A puppy-love-gone-wrong may look insignificant. The reality, though, couldn't be starker. Witnessing a dysfunctional relationship between parents makes teenagers like Rahat crave perfection, an extreme "ideal" which does not exist. This makes them hesitant about intimate relationships in the end, having far-reaching impacts in their conjugal lives.
Luckily, awareness is building among parents. While talking, we found that even though some parents get carried away by their zealousness, others were fully aware of the impacts of their violence on their children.
Rahat's mother shares, "I try my very best to help him overcome his distress – I give him a lot of time and we talk about my own childhood and his favourite things. Whenever he tries something new, I support and encourage him to the fullest."
Despite the parents' efforts to help their children overcome the trauma, the best solution is to seek professional help. However, that doesn't mean parents have no role to play – they are the ones to sow the seeds in the long road to recovery.

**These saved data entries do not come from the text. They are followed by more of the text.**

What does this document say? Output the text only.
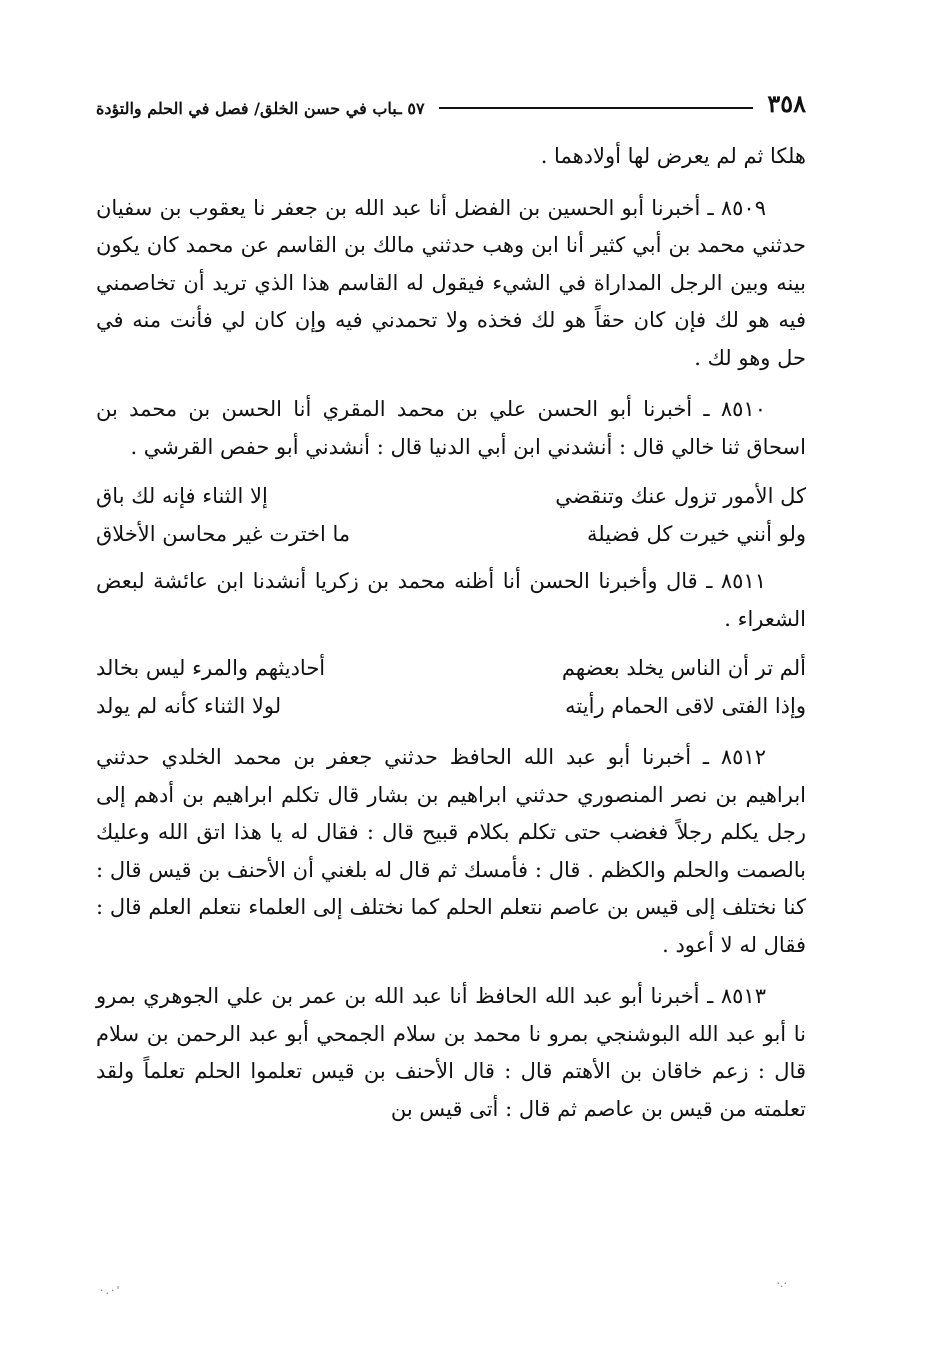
٣٥٨
٥٧ ـباب في حسن الخلق/ فصل في الحلم والتؤدة

هلكا ثم لم يعرض لها أولادهما .

٨٥٠٩ ـ أخبرنا أبو الحسين بن الفضل أنا عبد الله بن جعفر نا يعقوب بن سفيان حدثني محمد بن أبي كثير أنا ابن وهب حدثني مالك بن القاسم عن محمد كان يكون بينه وبين الرجل المداراة في الشيء فيقول له القاسم هذا الذي تريد أن تخاصمني فيه هو لك فإن كان حقاً هو لك فخذه ولا تحمدني فيه وإن كان لي فأنت منه في حل وهو لك .

٨٥١٠ ـ أخبرنا أبو الحسن علي بن محمد المقري أنا الحسن بن محمد بن اسحاق ثنا خالي قال : أنشدني ابن أبي الدنيا قال : أنشدني أبو حفص القرشي .

كل الأمور تزول عنك وتنقضي
إلا الثناء فإنه لك باق
ولو أنني خيرت كل فضيلة
ما اخترت غير محاسن الأخلاق

٨٥١١ ـ قال وأخبرنا الحسن أنا أظنه محمد بن زكريا أنشدنا ابن عائشة لبعض الشعراء .

ألم تر أن الناس يخلد بعضهم
أحاديثهم والمرء ليس بخالد
وإذا الفتى لاقى الحمام رأيته
لولا الثناء كأنه لم يولد

٨٥١٢ ـ أخبرنا أبو عبد الله الحافظ حدثني جعفر بن محمد الخلدي حدثني ابراهيم بن نصر المنصوري حدثني ابراهيم بن بشار قال تكلم ابراهيم بن أدهم إلى رجل يكلم رجلاً فغضب حتى تكلم بكلام قبيح قال : فقال له يا هذا اتق الله وعليك بالصمت والحلم والكظم . قال : فأمسك ثم قال له بلغني أن الأحنف بن قيس قال : كنا نختلف إلى قيس بن عاصم نتعلم الحلم كما نختلف إلى العلماء نتعلم العلم قال : فقال له لا أعود .

٨٥١٣ ـ أخبرنا أبو عبد الله الحافظ أنا عبد الله بن عمر بن علي الجوهري بمرو نا أبو عبد الله البوشنجي بمرو نا محمد بن سلام الجمحي أبو عبد الرحمن بن سلام قال : زعم خاقان بن الأهتم قال : قال الأحنف بن قيس تعلموا الحلم تعلماً ولقد تعلمته من قيس بن عاصم ثم قال : أتى قيس بن

·.·'
·.·
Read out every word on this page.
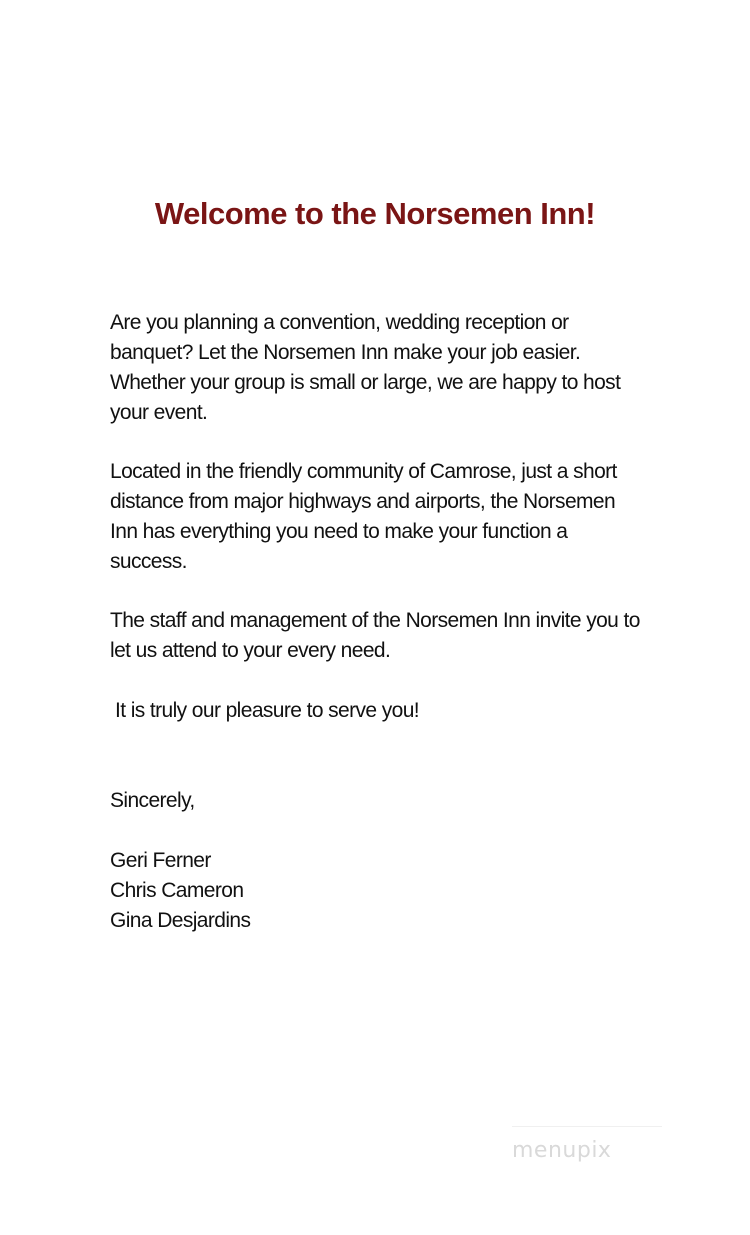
Welcome to the Norsemen Inn!

Are you planning a convention, wedding reception or banquet? Let the Norsemen Inn make your job easier. Whether your group is small or large, we are happy to host your event.

Located in the friendly community of Camrose, just a short distance from major highways and airports, the Norsemen Inn has everything you need to make your function a success.

The staff and management of the Norsemen Inn invite you to let us attend to your every need.

It is truly our pleasure to serve you!

Sincerely,

Geri Ferner
Chris Cameron
Gina Desjardins
menupix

Psychologist Rumana Akter mentions that family members need to cultivate healthy interpersonal relationships through communication, collaborative activities, and display of affection. Parents should assert their authority, but not become "authoritarian".
"To cope with behavioural malfunction, managing misbehaviour and praising positive behaviour might bring good results. Teaching children how to deal with high-stress situations, navigate negative emotions and develop personal coping statements will also prepare them for familial conflicts if they arise," she suggests.
Despite the damage control, some scars are too deep to heal. This is why parents should think twice, if not a thousand time, before letting their dysfunctional relationship hinder their child's development.
*Names have been changed for privacy
References
1. Journal of Marriage and Family. (March 2004). Parental Divorce and Premarital Couples: Commitment and Other Relationship Characteristics.
2. Psychological Science. (May 2013). What sleeping babies hear: a functional MRI study of interparental conflict and infants' emotion processing.
3. Child Development. (June 2012). Interparental Conflict in Kindergarten and Adolescent Adjustment: Prospective Investigation of Emotional Security as an Explanatory Mechanism.